The dissociation of the anthracene radical cation has been studied using two different methods: imaging photoelectron photoion coincidence spectrometry (iPEPCO) and atmospheric pressure chemical ionization–collision induced dissociation mass spectrometry (APCI-CID). Four reactions were investigated: (R1) C14H10+• → C14H9+ + H, (R2) C14H9+ → C14H8+• + H, (R3) C14H10+• → C12H8+• + C2H2 and (R4) C14H10+• → C10H8+• + C4H2. An attempt was made to assign structures to each fragment ion, and although there is still room for debate whether for the C12H8+• fragment ion is a cyclobuta­[b]­naphthalene or a biphenylene cation, our modeling results and calculations appear to suggest the more likely structure is cyclobuta­[b]­naphthalene.
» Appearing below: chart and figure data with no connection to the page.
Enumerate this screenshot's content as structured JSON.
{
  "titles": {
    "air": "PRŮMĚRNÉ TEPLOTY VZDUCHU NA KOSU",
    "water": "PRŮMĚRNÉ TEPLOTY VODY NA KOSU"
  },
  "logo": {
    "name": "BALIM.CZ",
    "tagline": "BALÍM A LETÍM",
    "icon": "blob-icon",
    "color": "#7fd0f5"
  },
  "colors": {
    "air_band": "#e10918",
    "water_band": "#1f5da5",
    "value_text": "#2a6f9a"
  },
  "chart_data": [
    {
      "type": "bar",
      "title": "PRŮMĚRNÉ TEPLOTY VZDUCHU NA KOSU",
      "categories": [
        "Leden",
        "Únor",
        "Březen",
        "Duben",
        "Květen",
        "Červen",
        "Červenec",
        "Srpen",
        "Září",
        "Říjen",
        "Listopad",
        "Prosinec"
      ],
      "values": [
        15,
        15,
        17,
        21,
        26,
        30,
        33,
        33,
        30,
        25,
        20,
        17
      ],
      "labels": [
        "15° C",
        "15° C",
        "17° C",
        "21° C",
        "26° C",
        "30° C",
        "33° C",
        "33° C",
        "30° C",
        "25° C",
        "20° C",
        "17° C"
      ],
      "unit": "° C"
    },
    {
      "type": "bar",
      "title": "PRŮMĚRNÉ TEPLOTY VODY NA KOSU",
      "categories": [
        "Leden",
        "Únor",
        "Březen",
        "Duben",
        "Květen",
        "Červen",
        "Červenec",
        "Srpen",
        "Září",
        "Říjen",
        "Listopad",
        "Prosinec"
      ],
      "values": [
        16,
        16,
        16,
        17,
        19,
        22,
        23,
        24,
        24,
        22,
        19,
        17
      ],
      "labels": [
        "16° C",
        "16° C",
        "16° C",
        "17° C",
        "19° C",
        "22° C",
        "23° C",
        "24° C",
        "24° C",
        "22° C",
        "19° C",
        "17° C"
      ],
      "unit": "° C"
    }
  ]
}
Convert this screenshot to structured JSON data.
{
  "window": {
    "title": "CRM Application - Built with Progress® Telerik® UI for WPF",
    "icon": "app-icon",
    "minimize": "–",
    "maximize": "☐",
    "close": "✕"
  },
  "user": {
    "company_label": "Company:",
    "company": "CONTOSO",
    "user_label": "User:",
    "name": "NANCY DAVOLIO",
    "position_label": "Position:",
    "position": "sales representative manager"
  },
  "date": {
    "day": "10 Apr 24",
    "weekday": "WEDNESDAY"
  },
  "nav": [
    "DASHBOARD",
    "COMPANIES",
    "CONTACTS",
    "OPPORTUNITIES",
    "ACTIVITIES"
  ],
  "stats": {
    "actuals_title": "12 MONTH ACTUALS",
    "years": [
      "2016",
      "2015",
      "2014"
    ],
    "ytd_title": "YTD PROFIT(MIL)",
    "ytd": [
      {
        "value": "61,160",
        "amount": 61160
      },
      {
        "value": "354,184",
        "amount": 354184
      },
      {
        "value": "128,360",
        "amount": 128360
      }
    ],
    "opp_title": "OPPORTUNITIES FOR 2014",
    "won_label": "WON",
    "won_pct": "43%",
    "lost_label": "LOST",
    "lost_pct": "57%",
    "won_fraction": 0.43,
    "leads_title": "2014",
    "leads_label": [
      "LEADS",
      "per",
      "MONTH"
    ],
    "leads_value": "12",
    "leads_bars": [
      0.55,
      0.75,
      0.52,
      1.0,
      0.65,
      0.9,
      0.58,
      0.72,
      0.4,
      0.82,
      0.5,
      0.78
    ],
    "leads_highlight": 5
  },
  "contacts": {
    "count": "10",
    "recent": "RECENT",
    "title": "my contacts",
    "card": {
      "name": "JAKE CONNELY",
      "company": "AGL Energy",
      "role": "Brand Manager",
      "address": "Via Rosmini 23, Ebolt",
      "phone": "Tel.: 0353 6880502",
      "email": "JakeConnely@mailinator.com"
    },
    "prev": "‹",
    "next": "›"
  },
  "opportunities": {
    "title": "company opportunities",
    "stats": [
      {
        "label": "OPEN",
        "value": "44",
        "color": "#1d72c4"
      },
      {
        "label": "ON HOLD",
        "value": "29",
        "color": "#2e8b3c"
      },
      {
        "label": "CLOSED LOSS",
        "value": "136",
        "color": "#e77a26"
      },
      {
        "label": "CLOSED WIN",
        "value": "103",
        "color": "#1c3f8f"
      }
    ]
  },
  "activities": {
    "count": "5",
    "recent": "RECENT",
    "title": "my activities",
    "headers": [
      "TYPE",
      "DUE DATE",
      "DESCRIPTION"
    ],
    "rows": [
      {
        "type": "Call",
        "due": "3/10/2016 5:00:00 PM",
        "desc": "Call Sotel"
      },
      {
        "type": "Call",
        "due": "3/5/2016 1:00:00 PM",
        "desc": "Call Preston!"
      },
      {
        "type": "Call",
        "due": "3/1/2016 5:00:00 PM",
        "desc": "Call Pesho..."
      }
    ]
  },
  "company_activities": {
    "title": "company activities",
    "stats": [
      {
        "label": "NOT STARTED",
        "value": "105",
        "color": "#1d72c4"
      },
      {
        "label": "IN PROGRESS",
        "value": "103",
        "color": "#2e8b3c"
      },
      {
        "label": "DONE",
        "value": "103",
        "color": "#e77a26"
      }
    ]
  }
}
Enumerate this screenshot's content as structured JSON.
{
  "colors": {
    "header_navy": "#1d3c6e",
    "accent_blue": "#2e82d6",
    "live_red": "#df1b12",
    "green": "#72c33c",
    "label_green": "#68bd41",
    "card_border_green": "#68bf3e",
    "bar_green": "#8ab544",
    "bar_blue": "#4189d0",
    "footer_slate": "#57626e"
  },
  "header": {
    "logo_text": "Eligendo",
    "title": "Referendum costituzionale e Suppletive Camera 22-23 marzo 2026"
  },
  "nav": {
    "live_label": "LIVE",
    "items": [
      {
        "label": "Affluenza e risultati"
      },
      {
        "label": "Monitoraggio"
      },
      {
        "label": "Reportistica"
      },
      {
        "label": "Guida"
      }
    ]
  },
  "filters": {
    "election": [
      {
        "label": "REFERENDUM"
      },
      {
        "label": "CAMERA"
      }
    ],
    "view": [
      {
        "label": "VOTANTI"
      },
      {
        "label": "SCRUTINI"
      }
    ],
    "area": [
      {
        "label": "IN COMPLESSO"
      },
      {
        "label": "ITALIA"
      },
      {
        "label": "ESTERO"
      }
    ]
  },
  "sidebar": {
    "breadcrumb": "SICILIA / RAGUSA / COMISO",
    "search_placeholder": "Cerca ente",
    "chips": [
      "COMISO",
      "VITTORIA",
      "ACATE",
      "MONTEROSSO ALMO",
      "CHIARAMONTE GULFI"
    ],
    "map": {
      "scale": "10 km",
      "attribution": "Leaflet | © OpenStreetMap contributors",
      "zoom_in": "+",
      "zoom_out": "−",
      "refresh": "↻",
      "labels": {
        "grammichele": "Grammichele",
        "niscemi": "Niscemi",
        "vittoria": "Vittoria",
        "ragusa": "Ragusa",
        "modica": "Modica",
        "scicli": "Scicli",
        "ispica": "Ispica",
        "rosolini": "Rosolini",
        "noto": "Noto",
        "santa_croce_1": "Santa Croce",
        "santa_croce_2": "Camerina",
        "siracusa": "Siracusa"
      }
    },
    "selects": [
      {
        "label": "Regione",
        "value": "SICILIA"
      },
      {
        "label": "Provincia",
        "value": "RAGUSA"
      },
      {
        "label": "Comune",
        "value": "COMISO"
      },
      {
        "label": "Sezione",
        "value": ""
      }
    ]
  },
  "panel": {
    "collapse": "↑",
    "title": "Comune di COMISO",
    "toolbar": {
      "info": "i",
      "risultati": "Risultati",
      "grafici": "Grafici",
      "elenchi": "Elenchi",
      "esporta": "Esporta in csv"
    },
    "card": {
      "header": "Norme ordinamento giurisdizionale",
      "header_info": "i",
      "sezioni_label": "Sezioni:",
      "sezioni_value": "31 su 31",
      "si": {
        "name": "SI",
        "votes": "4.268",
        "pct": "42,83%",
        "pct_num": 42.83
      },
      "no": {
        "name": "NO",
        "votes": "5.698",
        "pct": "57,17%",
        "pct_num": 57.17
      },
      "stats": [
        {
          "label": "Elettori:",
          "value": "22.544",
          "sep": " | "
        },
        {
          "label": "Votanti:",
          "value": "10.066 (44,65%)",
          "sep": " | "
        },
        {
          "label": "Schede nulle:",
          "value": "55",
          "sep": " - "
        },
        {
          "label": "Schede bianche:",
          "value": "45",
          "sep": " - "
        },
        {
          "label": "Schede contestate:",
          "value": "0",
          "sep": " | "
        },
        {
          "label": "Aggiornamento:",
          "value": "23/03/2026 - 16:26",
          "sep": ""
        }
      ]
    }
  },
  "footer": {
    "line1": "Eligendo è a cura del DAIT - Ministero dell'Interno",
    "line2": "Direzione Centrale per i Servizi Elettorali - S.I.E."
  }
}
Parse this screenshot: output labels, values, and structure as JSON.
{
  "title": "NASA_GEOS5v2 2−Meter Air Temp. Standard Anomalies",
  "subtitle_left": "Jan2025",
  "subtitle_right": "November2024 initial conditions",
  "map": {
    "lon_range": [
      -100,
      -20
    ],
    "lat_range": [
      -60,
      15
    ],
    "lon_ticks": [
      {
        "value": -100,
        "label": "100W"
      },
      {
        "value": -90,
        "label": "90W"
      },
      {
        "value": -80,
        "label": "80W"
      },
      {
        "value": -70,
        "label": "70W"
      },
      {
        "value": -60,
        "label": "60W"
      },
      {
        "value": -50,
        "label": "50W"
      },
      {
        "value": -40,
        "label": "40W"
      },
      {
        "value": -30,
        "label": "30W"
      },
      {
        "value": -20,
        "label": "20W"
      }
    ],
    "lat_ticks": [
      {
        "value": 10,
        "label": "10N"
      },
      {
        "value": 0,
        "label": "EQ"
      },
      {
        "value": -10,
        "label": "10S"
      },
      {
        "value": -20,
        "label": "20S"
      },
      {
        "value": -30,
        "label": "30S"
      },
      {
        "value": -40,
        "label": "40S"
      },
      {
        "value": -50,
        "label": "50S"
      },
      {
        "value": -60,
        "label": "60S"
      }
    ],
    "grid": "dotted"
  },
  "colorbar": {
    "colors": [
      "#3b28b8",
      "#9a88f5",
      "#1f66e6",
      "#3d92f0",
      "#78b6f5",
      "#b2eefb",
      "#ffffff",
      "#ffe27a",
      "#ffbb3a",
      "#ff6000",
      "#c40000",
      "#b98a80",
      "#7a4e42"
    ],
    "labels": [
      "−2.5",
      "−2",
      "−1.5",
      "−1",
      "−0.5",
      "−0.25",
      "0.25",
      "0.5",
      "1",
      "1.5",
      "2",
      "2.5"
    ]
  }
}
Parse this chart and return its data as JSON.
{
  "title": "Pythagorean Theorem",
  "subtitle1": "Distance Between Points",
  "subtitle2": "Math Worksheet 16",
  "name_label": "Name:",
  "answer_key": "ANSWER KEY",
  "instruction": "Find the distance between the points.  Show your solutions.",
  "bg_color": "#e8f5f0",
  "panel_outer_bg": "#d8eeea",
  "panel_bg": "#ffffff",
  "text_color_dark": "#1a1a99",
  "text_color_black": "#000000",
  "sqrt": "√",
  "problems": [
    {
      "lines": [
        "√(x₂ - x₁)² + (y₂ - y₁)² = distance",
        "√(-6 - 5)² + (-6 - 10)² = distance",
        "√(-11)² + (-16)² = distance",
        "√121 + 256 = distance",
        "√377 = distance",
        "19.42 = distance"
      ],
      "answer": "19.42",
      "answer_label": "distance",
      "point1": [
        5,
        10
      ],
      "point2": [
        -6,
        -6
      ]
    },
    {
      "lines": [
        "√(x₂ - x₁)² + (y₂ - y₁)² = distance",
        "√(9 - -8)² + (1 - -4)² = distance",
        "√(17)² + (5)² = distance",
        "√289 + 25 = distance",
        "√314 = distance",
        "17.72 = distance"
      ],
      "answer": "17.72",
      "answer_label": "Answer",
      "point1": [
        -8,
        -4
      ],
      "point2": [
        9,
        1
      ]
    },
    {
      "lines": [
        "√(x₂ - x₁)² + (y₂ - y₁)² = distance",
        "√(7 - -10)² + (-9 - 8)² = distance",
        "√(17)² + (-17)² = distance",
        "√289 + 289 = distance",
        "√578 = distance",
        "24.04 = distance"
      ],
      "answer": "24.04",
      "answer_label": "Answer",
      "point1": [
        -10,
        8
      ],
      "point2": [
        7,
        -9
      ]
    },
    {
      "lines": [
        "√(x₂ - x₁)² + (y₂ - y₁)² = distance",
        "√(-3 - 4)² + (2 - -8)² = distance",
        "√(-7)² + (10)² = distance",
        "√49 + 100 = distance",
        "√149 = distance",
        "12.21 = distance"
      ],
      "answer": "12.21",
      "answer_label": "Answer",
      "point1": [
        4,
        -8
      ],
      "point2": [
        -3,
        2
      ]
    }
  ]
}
The results from the iPEPICO fitting of the dissociation of ionized anthracene are E0 = 4.28 ± 0.30 eV (R1), 2.71 ± 0.20 eV (R2), and 4.20 ± 0.30 eV (average of reaction R3) whereas the ΔS values (in J K–1 mol–1) are 12 ± 15 (R1), 0 ± 15 (R2), and either 7 ± 10 (using cyclobuta­[b]­naphthalene ion fragment in reaction R3) or 22 ± 10 (using the biphenylene ion fragment in reaction R3). Modeling of the APCI-CID breakdown diagrams required an estimate of the postcollision internal energy distribution, which was arbitrarily assumed to correspond to a Boltzmann distribution in this study. One goal of this work was to determine if this assumption yields satisfactory energetics in agreement with the more constrained and theoretically vetted iPEPICO results. In the end, it did, with the APCI-CID results being similar.